What about the companies you work with? Have you priced the impacts to your supply chain? How would changes to them affect your business? Could you afford to carry on working with your suppliers if carbon cost $50 a tonne? What if it cost $300 or more, as a 2017 briefing for the Canadian government claimed would be necessary by 2050. What if the hidden social costs were included along with the economic, and a tonne of carbon cost $417, as measured in a 2018 study for Nature Climate Change?
Q3: How much of your future planning (time / budget) do you intend to spend on addressing the risks to your business from climate change?
Last week Reuters reported a speech by European Commission President Jean-Claude Juncker, in which he announced that: “In the next financial period from 2021 to 2027, every fourth euro spent within the EU budget will go towards action to mitigate climate change.” According to Reuters, the figure represents 1 trillion euros ($1.13 trillion) over seven years. It seems a huge amount, except that the EU budget is typically 1 percent of the bloc’s economic output.

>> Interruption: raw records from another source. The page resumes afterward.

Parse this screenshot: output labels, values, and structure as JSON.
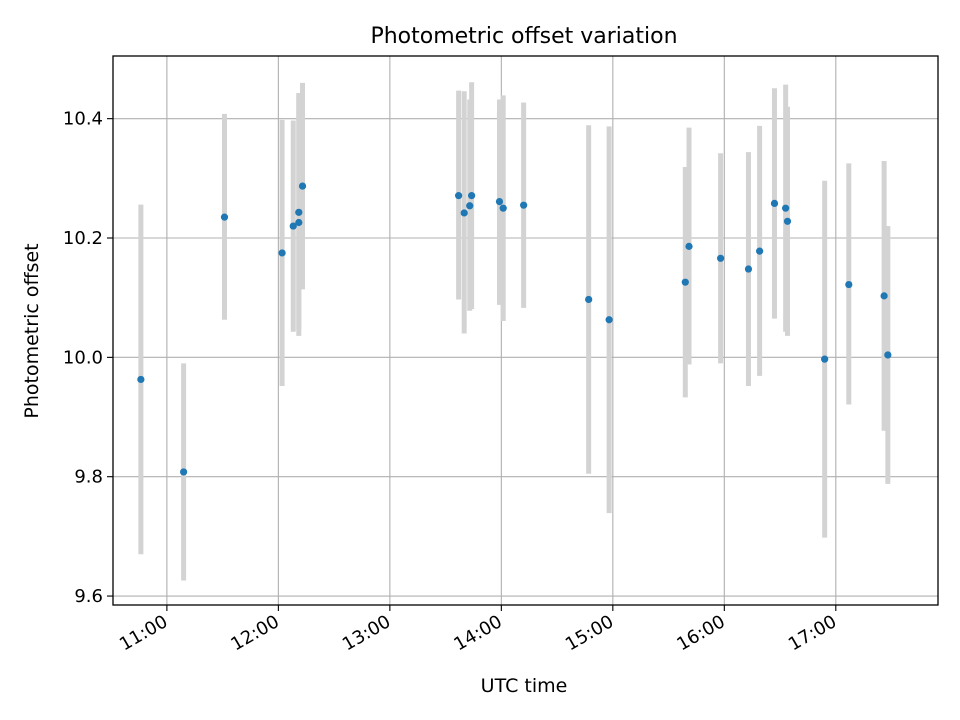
{
  "chart_data": {
    "type": "scatter",
    "title": "Photometric offset variation",
    "xlabel": "UTC time",
    "ylabel": "Photometric offset",
    "x_tick_labels": [
      "11:00",
      "12:00",
      "13:00",
      "14:00",
      "15:00",
      "16:00",
      "17:00"
    ],
    "y_tick_labels": [
      "9.6",
      "9.8",
      "10.0",
      "10.2",
      "10.4"
    ],
    "y_ticks": [
      9.6,
      9.8,
      10.0,
      10.2,
      10.4
    ],
    "xlim": [
      "10:31",
      "17:55"
    ],
    "ylim": [
      9.585,
      10.505
    ],
    "grid": true,
    "colors": {
      "points": "#1f77b4",
      "error_bars": "#d3d3d3",
      "grid": "#b0b0b0"
    },
    "points": [
      {
        "x": "10:46",
        "y": 9.963,
        "low": 9.67,
        "high": 10.256
      },
      {
        "x": "11:09",
        "y": 9.808,
        "low": 9.626,
        "high": 9.99
      },
      {
        "x": "11:31",
        "y": 10.235,
        "low": 10.063,
        "high": 10.408
      },
      {
        "x": "12:02",
        "y": 10.175,
        "low": 9.952,
        "high": 10.398
      },
      {
        "x": "12:08",
        "y": 10.22,
        "low": 10.043,
        "high": 10.397
      },
      {
        "x": "12:11",
        "y": 10.226,
        "low": 10.036,
        "high": 10.443
      },
      {
        "x": "12:11",
        "y": 10.243,
        "low": 10.047,
        "high": 10.44
      },
      {
        "x": "12:13",
        "y": 10.287,
        "low": 10.114,
        "high": 10.46
      },
      {
        "x": "13:37",
        "y": 10.271,
        "low": 10.097,
        "high": 10.447
      },
      {
        "x": "13:40",
        "y": 10.242,
        "low": 10.04,
        "high": 10.446
      },
      {
        "x": "13:43",
        "y": 10.254,
        "low": 10.078,
        "high": 10.432
      },
      {
        "x": "13:44",
        "y": 10.271,
        "low": 10.081,
        "high": 10.461
      },
      {
        "x": "13:59",
        "y": 10.261,
        "low": 10.088,
        "high": 10.432
      },
      {
        "x": "14:01",
        "y": 10.25,
        "low": 10.061,
        "high": 10.439
      },
      {
        "x": "14:12",
        "y": 10.255,
        "low": 10.083,
        "high": 10.427
      },
      {
        "x": "14:47",
        "y": 10.097,
        "low": 9.805,
        "high": 10.389
      },
      {
        "x": "14:58",
        "y": 10.063,
        "low": 9.739,
        "high": 10.387
      },
      {
        "x": "15:39",
        "y": 10.126,
        "low": 9.933,
        "high": 10.319
      },
      {
        "x": "15:41",
        "y": 10.186,
        "low": 9.988,
        "high": 10.385
      },
      {
        "x": "15:58",
        "y": 10.166,
        "low": 9.99,
        "high": 10.342
      },
      {
        "x": "16:13",
        "y": 10.148,
        "low": 9.952,
        "high": 10.344
      },
      {
        "x": "16:19",
        "y": 10.178,
        "low": 9.969,
        "high": 10.388
      },
      {
        "x": "16:27",
        "y": 10.258,
        "low": 10.065,
        "high": 10.451
      },
      {
        "x": "16:33",
        "y": 10.25,
        "low": 10.043,
        "high": 10.457
      },
      {
        "x": "16:34",
        "y": 10.228,
        "low": 10.036,
        "high": 10.42
      },
      {
        "x": "16:54",
        "y": 9.997,
        "low": 9.698,
        "high": 10.296
      },
      {
        "x": "17:07",
        "y": 10.122,
        "low": 9.921,
        "high": 10.325
      },
      {
        "x": "17:26",
        "y": 10.103,
        "low": 9.877,
        "high": 10.329
      },
      {
        "x": "17:28",
        "y": 10.004,
        "low": 9.788,
        "high": 10.22
      }
    ]
  }
}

When was your last meeting dedicated to discussing climate risks? When is your next one? Considering the various risks to tourism’s ability to do business in the years to come, what amount of time and resources should you allocate towards protecting your company’s future from the impacts of climate change?
Q4: Considering all the above risks and costs, when is the best time to start a programme of dramatically decarbonising your business?
When Junker made his announcement about the EU budget, he was sharing the platform with the remarkable 16-year old climate activist Greta Thunberg, who started a solitary climate strike last August, and has missed school every Friday since. In the ensuing months she has been joined each week around the world by thousands of other children. Interviewed for the Financial Times last weekend, Greta was clear on the urgency of the situation. “’People say, “Oh the children are going to save us”. But no, we aren’t…” she told the paper. “We don’t have time to wait for us to grow up and fix this in the future. The people who are in power now need to do this now.’
She’s right. According to the CICERO Centre for International Climate Research, we need to drastically decarbonise the absolute carbon impact of our businesses and economies now. Simply continuing to grow, but doing it relatively more efficiently, won’t work. You can grow if you want, but your absolute (total) impact has to become much less than it is today.
How much less? If we start now, says CICERO, then we will need to reduce our impacts at 5% a year. But if we wait another 10 years, it will be 9% each year. Had we started in 2000, on the other hand, it would have been just 2% a year.
In other words, the longer we put off asking these questions, the more expensive the answers are going to become. If not now, when?